Hii n welcome to fishForum. congrats Mac is a handsome one.Hope he bring lots of smiles to ur face.


----------



## Jupiter (Aug 30, 2009)

I like! Very nice, he sort of reminds me of the French flag.


----------



## doggyhog (Apr 30, 2009)

Ooooh beautiful!!!


----------



## MrVampire181 (May 12, 2009)

Another one to the List of Bettas to Steal LOL


----------



## CodeRed (Jun 11, 2009)

MrVampire181 said:


> Another one to the List of Bettas to Steal LOL


And how long is this list now?


----------



## MrVampire181 (May 12, 2009)

IDK a couple hundred bettas.


----------



## CodeRed (Jun 11, 2009)

Oh, wow. Have fun with that, then! Just stay away from my boys  And girl.


----------



## MrVampire181 (May 12, 2009)

I'm makin a list and checkin it twice LOL


----------



## CodeRed (Jun 11, 2009)

Santa is a creeper XD


----------



## MrVampire181 (May 12, 2009)

codered said:


> santa is a creeper xd


 lol!!!


----------



## dramaqueen (Jul 7, 2008)

mrvampire181 said:


> i'm makin a list and checkin it twice lol


 
lol!!


----------



## Maryrox247 (Aug 10, 2009)

ROFL! You'd better not shout, you'd better not cry, you'd better watch out im tellin you why mr.vampire is coming to town!


----------



## Romad (Jun 28, 2009)

Sooooooooooo pretty (or handsome in this case).

Lucky you


----------



## doggyhog (Apr 30, 2009)

Eeep.
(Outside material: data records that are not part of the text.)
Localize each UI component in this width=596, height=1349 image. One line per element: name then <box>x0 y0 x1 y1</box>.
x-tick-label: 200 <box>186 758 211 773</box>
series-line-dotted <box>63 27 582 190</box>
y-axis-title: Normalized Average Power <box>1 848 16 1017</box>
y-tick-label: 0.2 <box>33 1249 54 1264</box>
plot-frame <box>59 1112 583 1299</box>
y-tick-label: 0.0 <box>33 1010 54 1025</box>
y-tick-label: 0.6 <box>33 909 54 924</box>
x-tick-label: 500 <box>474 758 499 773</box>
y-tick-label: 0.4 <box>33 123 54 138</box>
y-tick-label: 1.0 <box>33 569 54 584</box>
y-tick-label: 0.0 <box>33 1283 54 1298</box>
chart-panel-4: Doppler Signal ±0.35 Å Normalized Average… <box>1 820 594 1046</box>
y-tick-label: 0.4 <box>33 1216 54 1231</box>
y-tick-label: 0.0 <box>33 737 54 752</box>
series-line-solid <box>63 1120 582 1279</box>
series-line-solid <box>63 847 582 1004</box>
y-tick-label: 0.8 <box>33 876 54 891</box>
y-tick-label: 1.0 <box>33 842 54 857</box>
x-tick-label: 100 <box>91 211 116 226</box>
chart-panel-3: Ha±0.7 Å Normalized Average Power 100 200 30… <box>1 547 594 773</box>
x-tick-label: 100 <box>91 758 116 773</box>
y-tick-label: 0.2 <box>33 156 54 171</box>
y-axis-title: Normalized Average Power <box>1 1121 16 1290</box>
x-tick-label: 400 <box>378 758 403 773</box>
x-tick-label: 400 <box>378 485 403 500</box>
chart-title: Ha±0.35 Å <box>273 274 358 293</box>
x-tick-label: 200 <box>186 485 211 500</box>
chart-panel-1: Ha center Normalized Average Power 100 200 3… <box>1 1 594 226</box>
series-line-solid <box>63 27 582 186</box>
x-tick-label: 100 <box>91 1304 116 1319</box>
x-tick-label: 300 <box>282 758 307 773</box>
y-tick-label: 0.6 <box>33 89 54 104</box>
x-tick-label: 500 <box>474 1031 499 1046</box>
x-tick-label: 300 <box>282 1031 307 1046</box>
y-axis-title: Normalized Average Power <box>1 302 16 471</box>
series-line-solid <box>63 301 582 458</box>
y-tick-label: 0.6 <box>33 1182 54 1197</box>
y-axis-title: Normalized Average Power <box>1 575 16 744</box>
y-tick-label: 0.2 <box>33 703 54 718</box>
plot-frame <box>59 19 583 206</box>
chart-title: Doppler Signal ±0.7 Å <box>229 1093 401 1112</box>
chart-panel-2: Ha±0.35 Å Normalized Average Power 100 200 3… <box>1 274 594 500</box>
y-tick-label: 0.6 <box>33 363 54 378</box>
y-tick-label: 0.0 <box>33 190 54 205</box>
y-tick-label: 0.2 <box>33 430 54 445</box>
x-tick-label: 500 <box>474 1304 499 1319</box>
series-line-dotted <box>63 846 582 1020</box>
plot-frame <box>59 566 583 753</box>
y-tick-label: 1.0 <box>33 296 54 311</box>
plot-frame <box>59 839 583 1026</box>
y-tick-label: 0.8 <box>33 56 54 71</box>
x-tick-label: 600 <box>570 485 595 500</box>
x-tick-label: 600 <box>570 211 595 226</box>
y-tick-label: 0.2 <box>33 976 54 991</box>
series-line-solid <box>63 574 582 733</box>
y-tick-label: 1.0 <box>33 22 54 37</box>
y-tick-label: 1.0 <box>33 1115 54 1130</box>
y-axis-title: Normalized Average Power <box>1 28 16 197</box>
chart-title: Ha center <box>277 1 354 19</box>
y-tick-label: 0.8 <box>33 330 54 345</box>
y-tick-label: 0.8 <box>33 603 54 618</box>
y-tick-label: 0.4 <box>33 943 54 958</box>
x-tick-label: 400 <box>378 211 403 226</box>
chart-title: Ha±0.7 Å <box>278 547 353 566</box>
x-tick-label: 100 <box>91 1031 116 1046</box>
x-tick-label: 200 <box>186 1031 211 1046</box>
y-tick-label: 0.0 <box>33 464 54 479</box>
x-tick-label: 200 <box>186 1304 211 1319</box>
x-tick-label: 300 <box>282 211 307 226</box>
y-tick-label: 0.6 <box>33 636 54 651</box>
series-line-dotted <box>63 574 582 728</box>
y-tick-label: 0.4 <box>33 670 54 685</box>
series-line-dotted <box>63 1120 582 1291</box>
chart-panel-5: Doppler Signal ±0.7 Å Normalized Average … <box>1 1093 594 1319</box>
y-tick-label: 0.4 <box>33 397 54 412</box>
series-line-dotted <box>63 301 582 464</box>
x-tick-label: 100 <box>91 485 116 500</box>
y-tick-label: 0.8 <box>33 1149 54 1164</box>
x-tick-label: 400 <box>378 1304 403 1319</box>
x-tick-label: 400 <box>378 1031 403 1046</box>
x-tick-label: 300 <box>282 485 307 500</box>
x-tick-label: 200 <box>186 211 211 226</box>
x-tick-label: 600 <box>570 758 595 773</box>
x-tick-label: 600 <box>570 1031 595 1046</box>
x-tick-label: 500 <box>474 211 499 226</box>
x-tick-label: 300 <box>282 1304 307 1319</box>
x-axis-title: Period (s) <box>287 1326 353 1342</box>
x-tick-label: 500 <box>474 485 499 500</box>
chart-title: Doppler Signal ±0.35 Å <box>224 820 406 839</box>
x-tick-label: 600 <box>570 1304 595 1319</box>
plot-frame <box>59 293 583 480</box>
You scare me sometimes Mr V......

Hehe Oh! 1000th post.


----------



## dramaqueen (Jul 7, 2008)

Wow! 1000!


----------



## 5green (Jul 31, 2009)

Maryrox247 said:


> ROFL! You'd better not shout, you'd better not cry, you'd better watch out im tellin you why mr.vampire is coming to town!


 rofl:rofl::rofl::rofl:


----------



## BettaxFishxCrazy (Sep 5, 2009)

He's absolutely gorgeous!


----------



## Vikki81207 (May 27, 2009)

wow, he's beautiful!! Congrats!


----------



## InsideTheBurg (Aug 18, 2009)

Wow...is all I can say....Wow


----------



## Rain Drop (Jul 4, 2009)

aw, he makes me happy :3

his eyes are so big! x3


----------